Vote for one or more of the “alternates (substitutes)”
Vote for one or more candidates, and one or more alternates, all of the same party
Vote invalid or blank so no one receives the vote
Belgium’s experience has been less positive. Its political system is organized around the need to represent the main cultural communities: Flemish or Dutch-speaking Flanders in the north, French-speaking Wallonia in the south and the German-speaking cantons in the east. This has often resulted in a weak coalition government, with a number of parties vying for control.
Last month Prime Minister Yves Leterme was forced to resign after a Flemish liberal party withdrew from the five-party coalition government after a dispute over electoral boundaries around the nation’s capital, Brussels.

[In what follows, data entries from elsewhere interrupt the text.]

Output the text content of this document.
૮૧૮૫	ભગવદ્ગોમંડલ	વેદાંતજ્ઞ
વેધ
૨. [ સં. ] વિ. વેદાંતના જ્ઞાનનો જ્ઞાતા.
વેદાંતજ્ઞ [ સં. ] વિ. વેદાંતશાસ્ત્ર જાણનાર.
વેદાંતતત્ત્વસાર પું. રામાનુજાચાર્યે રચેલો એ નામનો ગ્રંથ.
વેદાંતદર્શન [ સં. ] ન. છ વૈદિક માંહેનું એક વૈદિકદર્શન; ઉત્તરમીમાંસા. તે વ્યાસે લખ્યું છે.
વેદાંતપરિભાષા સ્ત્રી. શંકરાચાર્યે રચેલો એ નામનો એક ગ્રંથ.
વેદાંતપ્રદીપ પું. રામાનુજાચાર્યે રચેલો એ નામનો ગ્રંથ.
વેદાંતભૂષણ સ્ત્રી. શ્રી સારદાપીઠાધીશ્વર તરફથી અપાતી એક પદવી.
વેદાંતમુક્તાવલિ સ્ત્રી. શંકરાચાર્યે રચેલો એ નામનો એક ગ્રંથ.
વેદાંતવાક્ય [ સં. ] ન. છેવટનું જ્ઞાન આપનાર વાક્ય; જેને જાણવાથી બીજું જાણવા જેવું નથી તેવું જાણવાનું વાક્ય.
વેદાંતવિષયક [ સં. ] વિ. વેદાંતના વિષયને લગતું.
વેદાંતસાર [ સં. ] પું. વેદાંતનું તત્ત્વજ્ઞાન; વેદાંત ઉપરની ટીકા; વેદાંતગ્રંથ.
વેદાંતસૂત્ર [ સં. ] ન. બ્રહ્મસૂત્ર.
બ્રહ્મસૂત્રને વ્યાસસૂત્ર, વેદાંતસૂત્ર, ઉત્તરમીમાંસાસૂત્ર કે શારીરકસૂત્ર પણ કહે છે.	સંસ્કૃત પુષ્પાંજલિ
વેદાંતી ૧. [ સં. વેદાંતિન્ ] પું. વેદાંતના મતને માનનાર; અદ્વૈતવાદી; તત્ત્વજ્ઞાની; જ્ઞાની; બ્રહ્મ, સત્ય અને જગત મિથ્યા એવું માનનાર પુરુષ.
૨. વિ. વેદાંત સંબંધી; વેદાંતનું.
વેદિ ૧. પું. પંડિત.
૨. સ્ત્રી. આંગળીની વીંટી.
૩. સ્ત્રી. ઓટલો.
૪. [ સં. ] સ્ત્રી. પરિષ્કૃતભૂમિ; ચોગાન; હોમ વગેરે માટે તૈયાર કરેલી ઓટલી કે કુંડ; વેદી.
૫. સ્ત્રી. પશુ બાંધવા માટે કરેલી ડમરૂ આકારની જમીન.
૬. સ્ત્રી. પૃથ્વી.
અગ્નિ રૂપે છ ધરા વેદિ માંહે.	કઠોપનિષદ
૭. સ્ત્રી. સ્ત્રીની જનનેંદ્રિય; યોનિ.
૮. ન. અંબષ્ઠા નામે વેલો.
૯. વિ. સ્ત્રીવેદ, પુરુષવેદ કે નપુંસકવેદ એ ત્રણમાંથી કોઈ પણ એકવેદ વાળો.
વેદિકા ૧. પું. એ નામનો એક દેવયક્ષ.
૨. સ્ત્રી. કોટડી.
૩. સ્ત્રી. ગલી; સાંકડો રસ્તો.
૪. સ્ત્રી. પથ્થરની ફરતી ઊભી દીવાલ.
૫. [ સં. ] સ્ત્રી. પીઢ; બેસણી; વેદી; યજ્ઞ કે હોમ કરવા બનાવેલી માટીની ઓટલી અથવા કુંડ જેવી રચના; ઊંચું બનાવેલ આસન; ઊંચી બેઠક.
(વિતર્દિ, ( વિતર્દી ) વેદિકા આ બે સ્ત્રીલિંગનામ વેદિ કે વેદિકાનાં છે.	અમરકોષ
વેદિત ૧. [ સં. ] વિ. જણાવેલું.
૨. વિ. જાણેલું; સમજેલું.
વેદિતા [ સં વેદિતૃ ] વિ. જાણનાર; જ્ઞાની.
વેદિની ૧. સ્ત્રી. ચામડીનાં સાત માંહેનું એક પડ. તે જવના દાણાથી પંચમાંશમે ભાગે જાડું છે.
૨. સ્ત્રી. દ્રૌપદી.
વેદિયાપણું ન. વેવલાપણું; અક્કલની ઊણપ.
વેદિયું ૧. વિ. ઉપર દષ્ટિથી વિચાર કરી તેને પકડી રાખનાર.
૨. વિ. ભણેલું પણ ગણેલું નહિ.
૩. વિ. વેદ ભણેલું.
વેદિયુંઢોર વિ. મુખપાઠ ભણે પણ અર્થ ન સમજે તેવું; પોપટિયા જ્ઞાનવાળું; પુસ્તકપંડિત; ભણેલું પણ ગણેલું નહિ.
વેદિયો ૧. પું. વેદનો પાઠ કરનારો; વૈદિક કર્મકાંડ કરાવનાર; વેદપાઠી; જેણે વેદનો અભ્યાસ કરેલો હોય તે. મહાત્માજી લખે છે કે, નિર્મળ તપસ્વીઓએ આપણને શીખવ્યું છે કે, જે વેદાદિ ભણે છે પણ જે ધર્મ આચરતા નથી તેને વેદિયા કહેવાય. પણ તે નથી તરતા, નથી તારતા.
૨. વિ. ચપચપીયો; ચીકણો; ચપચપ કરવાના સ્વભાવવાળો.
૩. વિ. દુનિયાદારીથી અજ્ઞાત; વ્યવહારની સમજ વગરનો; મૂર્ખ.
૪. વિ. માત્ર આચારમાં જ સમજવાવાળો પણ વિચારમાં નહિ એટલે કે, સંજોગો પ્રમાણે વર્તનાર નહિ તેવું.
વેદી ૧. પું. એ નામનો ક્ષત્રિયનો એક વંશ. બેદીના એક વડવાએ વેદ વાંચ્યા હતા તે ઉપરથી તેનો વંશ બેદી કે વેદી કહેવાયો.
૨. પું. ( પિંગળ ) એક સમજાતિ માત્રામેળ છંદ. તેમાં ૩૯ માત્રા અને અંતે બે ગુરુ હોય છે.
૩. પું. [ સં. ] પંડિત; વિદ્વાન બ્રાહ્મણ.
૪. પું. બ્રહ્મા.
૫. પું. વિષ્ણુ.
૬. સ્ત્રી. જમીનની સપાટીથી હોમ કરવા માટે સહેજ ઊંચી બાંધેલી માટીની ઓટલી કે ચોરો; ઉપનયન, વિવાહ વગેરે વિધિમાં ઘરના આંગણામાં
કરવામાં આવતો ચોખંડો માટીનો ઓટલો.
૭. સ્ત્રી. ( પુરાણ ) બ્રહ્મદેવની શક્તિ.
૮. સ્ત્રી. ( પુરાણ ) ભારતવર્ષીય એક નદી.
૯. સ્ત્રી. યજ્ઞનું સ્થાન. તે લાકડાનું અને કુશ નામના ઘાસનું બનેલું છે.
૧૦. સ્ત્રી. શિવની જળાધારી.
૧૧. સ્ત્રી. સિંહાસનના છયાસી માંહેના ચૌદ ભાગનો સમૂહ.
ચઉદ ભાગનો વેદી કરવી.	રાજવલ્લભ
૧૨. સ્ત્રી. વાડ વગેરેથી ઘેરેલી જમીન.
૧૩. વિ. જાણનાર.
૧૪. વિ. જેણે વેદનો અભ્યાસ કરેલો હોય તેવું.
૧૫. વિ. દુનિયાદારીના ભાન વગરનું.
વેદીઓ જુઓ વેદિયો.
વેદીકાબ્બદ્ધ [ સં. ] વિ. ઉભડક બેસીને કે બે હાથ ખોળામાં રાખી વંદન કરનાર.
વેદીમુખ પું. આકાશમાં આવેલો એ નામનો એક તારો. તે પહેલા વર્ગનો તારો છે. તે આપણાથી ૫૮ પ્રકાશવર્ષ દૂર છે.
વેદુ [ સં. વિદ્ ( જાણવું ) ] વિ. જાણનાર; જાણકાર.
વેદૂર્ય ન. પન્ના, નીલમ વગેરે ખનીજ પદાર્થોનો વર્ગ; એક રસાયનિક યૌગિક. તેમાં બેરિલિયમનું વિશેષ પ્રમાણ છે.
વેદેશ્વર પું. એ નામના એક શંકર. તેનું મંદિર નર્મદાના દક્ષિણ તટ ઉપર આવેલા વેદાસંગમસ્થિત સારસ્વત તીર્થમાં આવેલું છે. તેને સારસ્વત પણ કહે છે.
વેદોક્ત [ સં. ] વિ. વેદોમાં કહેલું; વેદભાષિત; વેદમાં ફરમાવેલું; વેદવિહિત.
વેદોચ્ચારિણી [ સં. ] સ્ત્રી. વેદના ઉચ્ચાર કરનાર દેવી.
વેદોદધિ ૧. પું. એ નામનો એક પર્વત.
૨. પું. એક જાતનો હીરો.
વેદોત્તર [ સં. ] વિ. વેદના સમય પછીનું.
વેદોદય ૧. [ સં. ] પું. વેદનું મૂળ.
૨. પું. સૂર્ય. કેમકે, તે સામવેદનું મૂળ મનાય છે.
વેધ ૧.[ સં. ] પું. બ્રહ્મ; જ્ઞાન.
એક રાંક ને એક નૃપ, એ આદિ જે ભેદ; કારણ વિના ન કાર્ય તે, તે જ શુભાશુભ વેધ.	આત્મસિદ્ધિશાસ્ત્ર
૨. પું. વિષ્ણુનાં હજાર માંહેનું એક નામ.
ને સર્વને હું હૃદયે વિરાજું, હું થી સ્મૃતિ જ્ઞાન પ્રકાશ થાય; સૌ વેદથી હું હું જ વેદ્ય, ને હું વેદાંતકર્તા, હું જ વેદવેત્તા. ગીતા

Bizarrely Brussels is the only electoral district where votes are not cast purely on linguistic lines. Belgium’s political system insists that you can’t vote for a French-speaking party in Flanders and vice versa.
Turkey has had 18 coalition governments, whether it be because of military coups or disagreements between the parties most of the coalition governments formed were short-term. For the last 13 years there has been a single party government, which has brought some stability to the country’s political, economical and social situations. Some say 13 years of the same government is enough. Critics point to the government’s officials feeling a position of comfort bordering on entitlement. In the recent elections no party won the majority votes and therefore weren’t able to form a single party government, and because a coalition government wasn’t formed in 45 days (due to policy differences between parties) an early election was called and what Turkey has right now is a temporary coalition government till elections on 1st November.
What we gather from our dialogue with our local and European colleagues is that what Turkey needs right now is for all parties to come together, whether it be for a coalition government or to solve the country’s current terrorist issue. For Turkey to move forward and for it to get past it’s current disturbed situation all voices from all sides need to be heard.